After three years in the top job, Theresa May will go to Buckingham Palace on Wednesday to tender her resignation to the Queen after taking her last Prime Minister’s Questions in the Commons.

Boris will follow her to the palace and accept the Queen’s request to form a government.

The 55-year-old will enter 10, Downing Street, at 5pm — alone. It is understood that his 31-year-old girlfriend Carrie Symonds will move in with him but not pose alongside Boris outside the famous shiny black door of 10, Downing Street, for the formal photographs that are taken when a new Prime Minister takes up office.

It is traditionally with the new PM’s wife or husband.

Boris has also asked the civil service for a new bed and some personal furniture because his estranged wife, Marina Wheeler, from whom he is not yet divorced, has apparently kept the belongings in their London property.

As the new Prime Minister, Boris is said to be planning a wholesale clear out of May’s cabinet. Some are jumping before they are pushed.

One of Boris’s greatest critics, Sir Alan Duncan, resigned as foreign office minister on Monday.

“The UK does so much good in the world,” he said in his resignation letter. “It is tragic that just when we could have been the dominant intellectual and political force throughout Europe, and beyond, we have had to spend every day working beneath the dark cloud of Brexit.”

The most serious opposition to Boris and his possible no deal Brexit is likely to come from Philip Hammond who has announced he will resign as chancellor just before May goes to see the Queen to tender her resignation.

Asked at the weekend in a BBC TV interview whether he expected to be sacked, Hammond replied: “No, I’m sure I’m not going to be sacked because I’m going to resign before we get to that point.

“Assuming that Boris Johnson becomes the next Prime Minister, I understand that his conditions for serving in his government would include accepting a no-deal exit on the 31st October, and it’s not something that I could ever sign up to.”

Hunt has apparently indicated he does not want to be demoted from foreign secretary, thereby earning a rebuke from Jacob Rees-Mogg, a Boris supporter and hardline Brexiteer.

“I think that Jeremy Hunt should accept whatever he is offered,” he advised. “Previously Jeremy Hunt has indicated that he will only serve in the highest offices – I think that’s a vanity. Grandstanding and saying, ‘If I’m not foreign secretary I won’t be anything,’ is not the right approach to take.”

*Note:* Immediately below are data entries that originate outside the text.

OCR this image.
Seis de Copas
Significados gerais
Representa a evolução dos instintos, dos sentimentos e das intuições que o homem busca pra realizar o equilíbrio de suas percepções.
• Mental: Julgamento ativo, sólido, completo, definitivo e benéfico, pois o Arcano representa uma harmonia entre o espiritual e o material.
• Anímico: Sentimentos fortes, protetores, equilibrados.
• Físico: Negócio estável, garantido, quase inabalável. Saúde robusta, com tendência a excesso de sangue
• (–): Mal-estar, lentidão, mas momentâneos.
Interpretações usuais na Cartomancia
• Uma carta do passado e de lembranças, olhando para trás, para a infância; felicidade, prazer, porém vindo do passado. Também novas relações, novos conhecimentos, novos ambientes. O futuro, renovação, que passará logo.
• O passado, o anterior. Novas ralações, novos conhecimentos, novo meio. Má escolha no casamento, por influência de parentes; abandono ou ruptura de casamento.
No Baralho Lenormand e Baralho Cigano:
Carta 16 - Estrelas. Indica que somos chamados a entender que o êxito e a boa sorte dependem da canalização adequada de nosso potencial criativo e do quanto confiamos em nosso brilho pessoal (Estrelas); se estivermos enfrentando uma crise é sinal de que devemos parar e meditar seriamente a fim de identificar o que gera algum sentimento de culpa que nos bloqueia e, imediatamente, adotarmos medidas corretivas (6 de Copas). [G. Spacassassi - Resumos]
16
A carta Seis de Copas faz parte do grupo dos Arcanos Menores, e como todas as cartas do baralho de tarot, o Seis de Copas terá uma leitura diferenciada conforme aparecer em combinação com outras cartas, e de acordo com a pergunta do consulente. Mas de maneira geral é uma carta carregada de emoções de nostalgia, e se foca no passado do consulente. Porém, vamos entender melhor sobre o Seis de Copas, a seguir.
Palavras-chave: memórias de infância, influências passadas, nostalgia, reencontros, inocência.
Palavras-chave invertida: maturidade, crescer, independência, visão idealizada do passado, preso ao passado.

But there were warnings for Boris from former Labour prime ministers.

Writing in The Times, Tony Blair said another referendum was the best outcome for Boris. “Even before he becomes prime minister this week, Boris Johnson has boxed himself in to a no-deal Brexit. If he doesn’t back down from his stated negotiating position, he will fail.”

Meanwhile, Gordon Brown expressed the fear that Boris’s Brexit at any cost approach might break the United Kingdom since Scotland had voted to remain in the European Union.

He said Boris may be fated to be remembered by history “not as the 55th Prime Minister of the UK but as the first prime minister of England.

“The message to Boris Johnson is plain and urgent: don’t push Britain off a cliff on October 31.”